Hedwig and the Angry Inch
Belasco Theatre
Opens April 22
Premiering in 1998, Hedwig established the career of John Cameron Mitchell, who wrote the music and starred in first the play and later the movie, about a fictional transgender rock singer in East Berlin. The glam-rock music is by Stephen Trask. Now it’s coming to Broadway, starring Neil Patrick Harris in his first major stage role since Assassins in 2004. The director is Michael Mayer, who’s done the rock musicals Spring Awakening and American Idiot.
Annapurna
New Group at Theatre Row
Opens April 21
Sharr White wrote the excellent medical drama The Other Place, which opened Off Broadway in an MCC Theatre production three years ago and then transferred last winter to a Broadway production from the Manhattan Theater Club. He also wrote The Snow Geese, a dull disappointment that starred Mary-Louise Parker and landed with a thud at MTC’s Samuel J. Freidman Theatre this winter.
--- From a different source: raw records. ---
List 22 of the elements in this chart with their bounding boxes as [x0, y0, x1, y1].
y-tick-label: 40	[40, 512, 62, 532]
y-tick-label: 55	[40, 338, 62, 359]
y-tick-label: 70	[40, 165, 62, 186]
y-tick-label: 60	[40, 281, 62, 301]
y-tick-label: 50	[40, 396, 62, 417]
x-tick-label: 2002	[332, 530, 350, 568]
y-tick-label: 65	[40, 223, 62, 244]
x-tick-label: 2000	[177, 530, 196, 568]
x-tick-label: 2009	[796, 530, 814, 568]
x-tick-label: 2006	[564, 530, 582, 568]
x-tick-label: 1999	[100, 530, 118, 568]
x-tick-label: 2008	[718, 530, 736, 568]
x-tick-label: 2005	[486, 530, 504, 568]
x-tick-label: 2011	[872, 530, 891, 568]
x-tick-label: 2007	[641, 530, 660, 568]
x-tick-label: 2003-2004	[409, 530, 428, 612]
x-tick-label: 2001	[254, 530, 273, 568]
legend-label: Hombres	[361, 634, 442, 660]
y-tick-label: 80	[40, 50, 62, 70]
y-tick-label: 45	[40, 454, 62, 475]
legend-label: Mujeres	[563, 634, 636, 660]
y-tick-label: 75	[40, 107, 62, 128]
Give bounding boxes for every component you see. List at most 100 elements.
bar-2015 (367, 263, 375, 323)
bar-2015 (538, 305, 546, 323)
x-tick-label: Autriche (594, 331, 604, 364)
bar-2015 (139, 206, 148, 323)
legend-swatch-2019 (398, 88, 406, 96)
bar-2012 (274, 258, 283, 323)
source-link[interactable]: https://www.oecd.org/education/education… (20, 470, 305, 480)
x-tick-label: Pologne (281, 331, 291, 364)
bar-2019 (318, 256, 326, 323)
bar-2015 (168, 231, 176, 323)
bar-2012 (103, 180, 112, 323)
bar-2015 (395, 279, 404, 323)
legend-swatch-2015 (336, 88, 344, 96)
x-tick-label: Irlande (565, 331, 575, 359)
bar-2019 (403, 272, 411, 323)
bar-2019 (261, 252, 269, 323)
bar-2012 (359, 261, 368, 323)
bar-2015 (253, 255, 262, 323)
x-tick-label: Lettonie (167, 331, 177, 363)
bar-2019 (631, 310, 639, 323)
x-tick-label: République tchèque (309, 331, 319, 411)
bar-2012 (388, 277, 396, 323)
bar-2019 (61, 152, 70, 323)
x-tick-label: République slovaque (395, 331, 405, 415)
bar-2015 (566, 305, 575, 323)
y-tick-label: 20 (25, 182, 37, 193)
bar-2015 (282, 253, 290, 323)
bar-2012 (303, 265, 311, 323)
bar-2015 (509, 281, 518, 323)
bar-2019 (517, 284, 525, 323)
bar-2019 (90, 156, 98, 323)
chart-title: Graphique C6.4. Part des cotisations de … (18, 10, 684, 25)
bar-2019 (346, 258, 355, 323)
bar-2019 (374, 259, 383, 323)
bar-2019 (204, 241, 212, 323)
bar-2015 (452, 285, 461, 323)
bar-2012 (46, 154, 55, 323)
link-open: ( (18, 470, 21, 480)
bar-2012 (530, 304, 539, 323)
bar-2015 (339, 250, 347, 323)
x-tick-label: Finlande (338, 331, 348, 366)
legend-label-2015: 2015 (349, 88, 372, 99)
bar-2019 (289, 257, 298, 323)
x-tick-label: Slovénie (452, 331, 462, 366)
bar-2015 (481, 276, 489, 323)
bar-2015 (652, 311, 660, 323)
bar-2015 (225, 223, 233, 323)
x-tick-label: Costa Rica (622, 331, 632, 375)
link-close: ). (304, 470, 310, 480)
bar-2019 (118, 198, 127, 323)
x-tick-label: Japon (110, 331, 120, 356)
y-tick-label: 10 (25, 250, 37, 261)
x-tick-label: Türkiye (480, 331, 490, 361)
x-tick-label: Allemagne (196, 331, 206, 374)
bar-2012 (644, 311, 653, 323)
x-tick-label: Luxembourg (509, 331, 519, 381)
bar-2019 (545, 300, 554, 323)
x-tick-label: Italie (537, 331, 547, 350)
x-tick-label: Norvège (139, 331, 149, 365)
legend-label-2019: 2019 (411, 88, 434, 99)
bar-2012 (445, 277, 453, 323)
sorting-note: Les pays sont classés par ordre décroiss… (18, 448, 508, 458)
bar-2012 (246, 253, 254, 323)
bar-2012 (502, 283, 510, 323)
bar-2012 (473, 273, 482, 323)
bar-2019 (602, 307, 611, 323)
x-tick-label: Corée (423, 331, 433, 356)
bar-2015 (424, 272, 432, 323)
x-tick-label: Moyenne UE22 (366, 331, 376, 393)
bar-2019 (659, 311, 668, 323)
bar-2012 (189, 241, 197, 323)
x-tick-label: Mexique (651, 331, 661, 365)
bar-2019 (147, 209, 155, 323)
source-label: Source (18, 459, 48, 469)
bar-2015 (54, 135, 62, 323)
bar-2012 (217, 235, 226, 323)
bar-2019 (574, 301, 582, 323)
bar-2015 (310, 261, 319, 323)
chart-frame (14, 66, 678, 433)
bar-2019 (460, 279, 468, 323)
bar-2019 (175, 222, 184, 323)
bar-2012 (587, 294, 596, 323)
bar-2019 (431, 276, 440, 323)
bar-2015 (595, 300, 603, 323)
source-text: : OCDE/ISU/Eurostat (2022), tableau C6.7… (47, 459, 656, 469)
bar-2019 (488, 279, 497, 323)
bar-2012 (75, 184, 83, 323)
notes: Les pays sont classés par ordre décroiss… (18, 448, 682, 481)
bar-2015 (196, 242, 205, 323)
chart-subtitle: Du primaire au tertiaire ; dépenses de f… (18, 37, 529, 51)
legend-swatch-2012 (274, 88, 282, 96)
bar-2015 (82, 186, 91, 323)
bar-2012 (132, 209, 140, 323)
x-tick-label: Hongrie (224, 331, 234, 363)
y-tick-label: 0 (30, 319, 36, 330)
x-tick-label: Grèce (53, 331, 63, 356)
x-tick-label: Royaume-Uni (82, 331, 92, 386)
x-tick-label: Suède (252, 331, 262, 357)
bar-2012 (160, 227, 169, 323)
His newest is Annapurna, about a dying man and his estranged wife, who tracks him down. It’s directed by Bart DeLorenzo, and, excitingly, it stars Megan Mullally, last on Broadway in Young Frankenstein, and her husband, Nick Offerman, Parks and Rec’s Ron Swanson.
Casa Valentina
Manhattan Theatre Club’s Samuel J. Friedman Theatre
Opens April 23
Harvey Fierstein’s new play, having its world premiere this spring, is based on the true story of a midcentury Catskills bungalow colony where straight men gathered on summertime weekends to dress and live as women. Its top-notch cast of veteran actors includes John Cullum, Patrick Page and Reed Birney, and it’s directed by Joe Mantello.
The City of Conversation
Lincoln Center Theater’s Mitzi E. Newhouse Theater
Opens May 5
Jan Maxwell is a fantastic actress, and the last time she played a political wife it was in her devastating turn as the unhappily married Phyllis in the Kennedy Center revival of the Sondheim classic Follies that came to New York three seasons ago. In Anthony Giardina’s The City of Conversation, Ms. Maxwell is set to play an elegant and influential Washington hostess in the early days of the Reagan revolution. Doug Hughes is the director.
Too Much Sun
Vineyard Theatre
Opens mid-May
The last time Linda Lavin debuted in a Nicky Silver play at the Vineyard, it was in The Lyons, Mr. Silver’s vicious comedy about a charming, cruel Jewish mother and the havoc she wreaks on her miserable family. In Mr. Silver’s new play, Too Much Sun, Ms. Lavin plays a different kind of mother—a legendary actress who falls apart while preparing to play Medea and ends up going to stay with her daughter. As he did with The Lyons, which transferred to Broadway, Mark Brokaw directs.